Перечислив всё это, он сделал паузу, позволив словам осесть в сознании зрителей, а затем тихо, но жёстко подвёл к сути:
– Есть серьёзные основания полагать, что "Эпикура" поступила так же, отказавшись от "Гавани Лобстер".
Ведущий приподнял брови.
– Вы хотите сказать, что компания сознательно ушла из районов с преобладающим афроамериканским населением?
– Именно. Причём уход этот был не спонтанным, а тщательно просчитанным. Они проанализировали прибыльность клиентов из этой группы и решили, что бизнес нерентабелен. Продажа бренда – это и есть фактический отказ, пусть и замаскированный.
Воздух в студии стал сухим и напряжённым. Осветительные приборы жгли кожу, создавая ощущение раскалённого пространства, где каждое слово могло превратиться в искру.
– Это очень серьёзное обвинение, – голос ведущего прозвучал жёстко, почти глухо.
Подобные заявления были сродни минному полю: один неверный шаг – и взрыв. Обвинение корпорации в расовой дискриминации могло стать её концом, репутационной катастрофой, от которой не оправиться.
Белая Акула кивнул, будто соглашаясь с опасностью сказанного.
– Да, это рискованная гипотеза без прямых доказательств. Но именно об этом говорил анонимный источник, передавший нам материалы.
Он словно сделал шаг назад, искусно снимая с себя часть ответственности. Казалось, он лишь пересказывает чужие слова, осторожно перекладывая груз обвинений на невидимого свидетеля.
– Проверить личность информатора оказалось невозможно – он тщательно сохранил анонимность. Запрос в исследовательскую фирму тоже не принёс результата: там сослались на конфиденциальность клиента. Мы предприняли всё возможное, чтобы удостовериться в подлинности сведений, но окончательного подтверждения нет.
Так он перечислял предпринятые шаги – словно показывал зрителям, что действует предельно осторожно и объективно. Не утверждал напрямую, а лишь задавал вопросы, оставлял пространство для сомнений.
Но ведущий, привыкший различать подтексты, смотрел с недоверием.
– Даже простое озвучивание непроверенной информации может нанести непоправимый ущерб другой стороне. Неужели именно на это и направлены ваши действия?
Слова звучали как вызов. Для телеканала подобная тема была опасной: одно неверное движение – и в адрес редакции посыплются обвинения в безответственности.
– Не пытаетесь ли вы, прикрываясь осторожными формулировками, лишь посеять подозрения, избежав ответственности? – прозвучал следующий вопрос.
Белая Акула чуть усмехнулся, уголок губ дрогнул.
– Это естественная мысль. Конечно, эти сведения выгодны мне.

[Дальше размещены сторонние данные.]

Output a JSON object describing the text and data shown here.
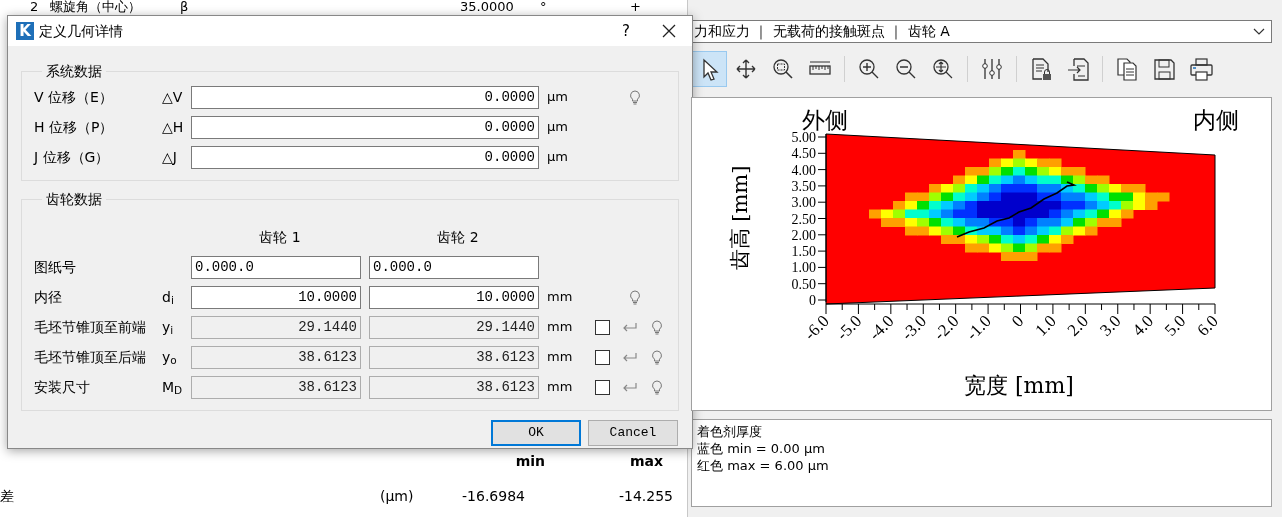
{
  "background_window": {
    "top_row": {
      "index": "2",
      "name": "螺旋角（中心）",
      "symbol": "β",
      "value": "35.0000",
      "unit": "°",
      "sign": "+"
    },
    "table": {
      "columns": [
        "min",
        "max"
      ],
      "rows": [
        {
          "label": "差",
          "unit": "(µm)",
          "min": "-16.6984",
          "max": "-14.255"
        }
      ]
    }
  },
  "dialog": {
    "app_icon_letter": "K",
    "title": "定义几何详情",
    "help": "?",
    "system_data": {
      "title": "系统数据",
      "rows": [
        {
          "label": "V 位移（E）",
          "symbol": "△V",
          "value": "0.0000",
          "unit": "µm",
          "hint": true
        },
        {
          "label": "H 位移（P）",
          "symbol": "△H",
          "value": "0.0000",
          "unit": "µm",
          "hint": false
        },
        {
          "label": "J 位移（G）",
          "symbol": "△J",
          "value": "0.0000",
          "unit": "µm",
          "hint": false
        }
      ]
    },
    "gear_data": {
      "title": "齿轮数据",
      "columns": [
        "齿轮 1",
        "齿轮 2"
      ],
      "rows": [
        {
          "kind": "text",
          "label": "图纸号",
          "values": [
            "0.000.0",
            "0.000.0"
          ],
          "disabled": false
        },
        {
          "kind": "number",
          "label": "内径",
          "symbol": "d$_{i}$",
          "values": [
            "10.0000",
            "10.0000"
          ],
          "unit": "mm",
          "disabled": false,
          "hint": true
        },
        {
          "kind": "override",
          "label": "毛坯节锥顶至前端",
          "symbol": "y$_{i}$",
          "values": [
            "29.1440",
            "29.1440"
          ],
          "unit": "mm",
          "disabled": true,
          "checked": false,
          "hint": true
        },
        {
          "kind": "override",
          "label": "毛坯节锥顶至后端",
          "symbol": "y$_{o}$",
          "values": [
            "38.6123",
            "38.6123"
          ],
          "unit": "mm",
          "disabled": true,
          "checked": false,
          "hint": true
        },
        {
          "kind": "override",
          "label": "安装尺寸",
          "symbol": "M$_{D}$",
          "values": [
            "38.6123",
            "38.6123"
          ],
          "unit": "mm",
          "disabled": true,
          "checked": false,
          "hint": true
        }
      ]
    },
    "buttons": [
      {
        "label": "OK",
        "default": true
      },
      {
        "label": "Cancel",
        "default": false
      }
    ]
  },
  "right_panel": {
    "view_selector": "力和应力 ｜ 无载荷的接触斑点 ｜ 齿轮 A",
    "toolbar": [
      {
        "kind": "pointer",
        "selected": true
      },
      {
        "kind": "move",
        "selected": false
      },
      {
        "kind": "zoom-window",
        "selected": false
      },
      {
        "kind": "ruler",
        "selected": false
      },
      {
        "kind": "separator"
      },
      {
        "kind": "zoom-in",
        "selected": false
      },
      {
        "kind": "zoom-out",
        "selected": false
      },
      {
        "kind": "zoom-fit",
        "selected": false
      },
      {
        "kind": "separator"
      },
      {
        "kind": "sliders",
        "selected": false
      },
      {
        "kind": "separator"
      },
      {
        "kind": "doc-lock",
        "selected": false
      },
      {
        "kind": "doc-import",
        "selected": false
      },
      {
        "kind": "separator"
      },
      {
        "kind": "copy",
        "selected": false
      },
      {
        "kind": "save",
        "selected": false
      },
      {
        "kind": "print",
        "selected": false
      }
    ],
    "chart": {
      "outer_label": "外侧",
      "inner_label": "内侧",
      "xlabel": "宽度 [mm]",
      "ylabel": "齿高 [mm]",
      "xtick_labels": [
        "-6.0",
        "-5.0",
        "-4.0",
        "-3.0",
        "-2.0",
        "-1.0",
        "0",
        "1.0",
        "2.0",
        "3.0",
        "4.0",
        "5.0",
        "6.0"
      ],
      "ytick_labels": [
        "5.00",
        "4.50",
        "4.00",
        "3.50",
        "3.00",
        "2.50",
        "2.00",
        "1.50",
        "1.00",
        "0.50",
        "0"
      ]
    },
    "legend": [
      "着色剂厚度",
      "蓝色 min = 0.00 µm",
      "红色 max = 6.00 µm"
    ]
  }
}
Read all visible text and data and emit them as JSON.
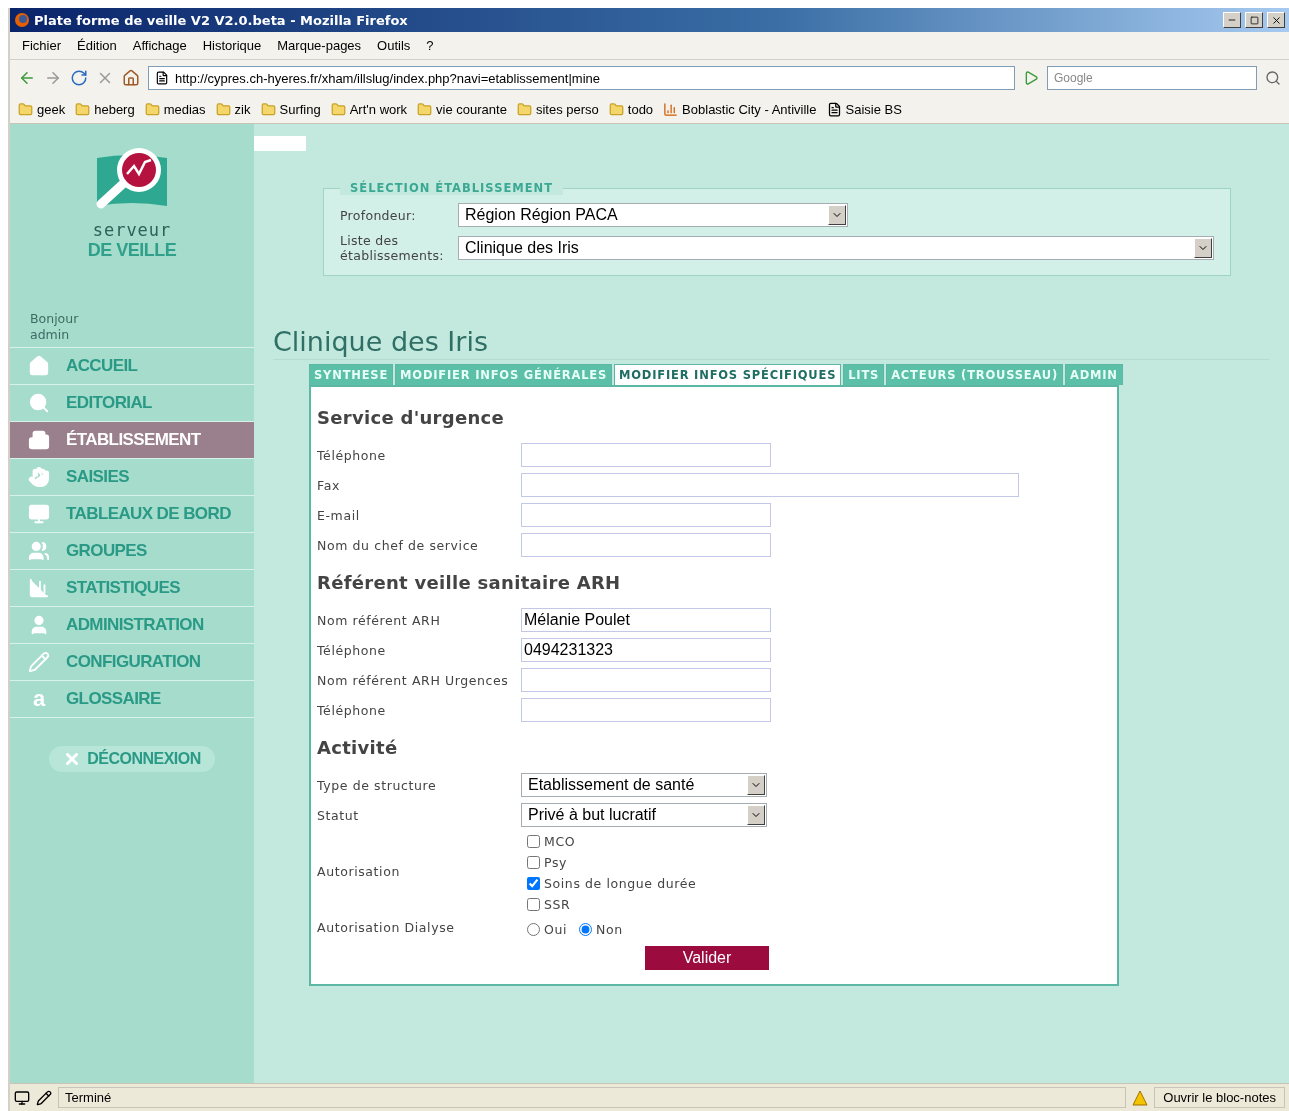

Сказав это, он не стал отрицать очевидного. Но тут же изменил интонацию: голос стал твёрдым, как сталь, и прозвучал так, будто дальше последует нечто решающее. В студии запахло раскалённым воздухом, словно лампы прожекторов выжигали не только лица участников, но и правду, которую предстояло услышать. Белая Акула заговорил не как финансист, играющий миллиардами на рынке, а как совладелец, обратившийся напрямую к тем, кто держал акции и, значит, имел право требовать ответов.
– Здесь речь не о цифрах и не о стратегии, – прозвучало его твёрдое заявление. – Важен один-единственный вопрос: правда.
Попытка уничтожить компанию на одних лишь слухах заслуживала бы осуждения, и он это знал. Но если за этими слухами скрывался весомый аргумент? Тогда всё менялось.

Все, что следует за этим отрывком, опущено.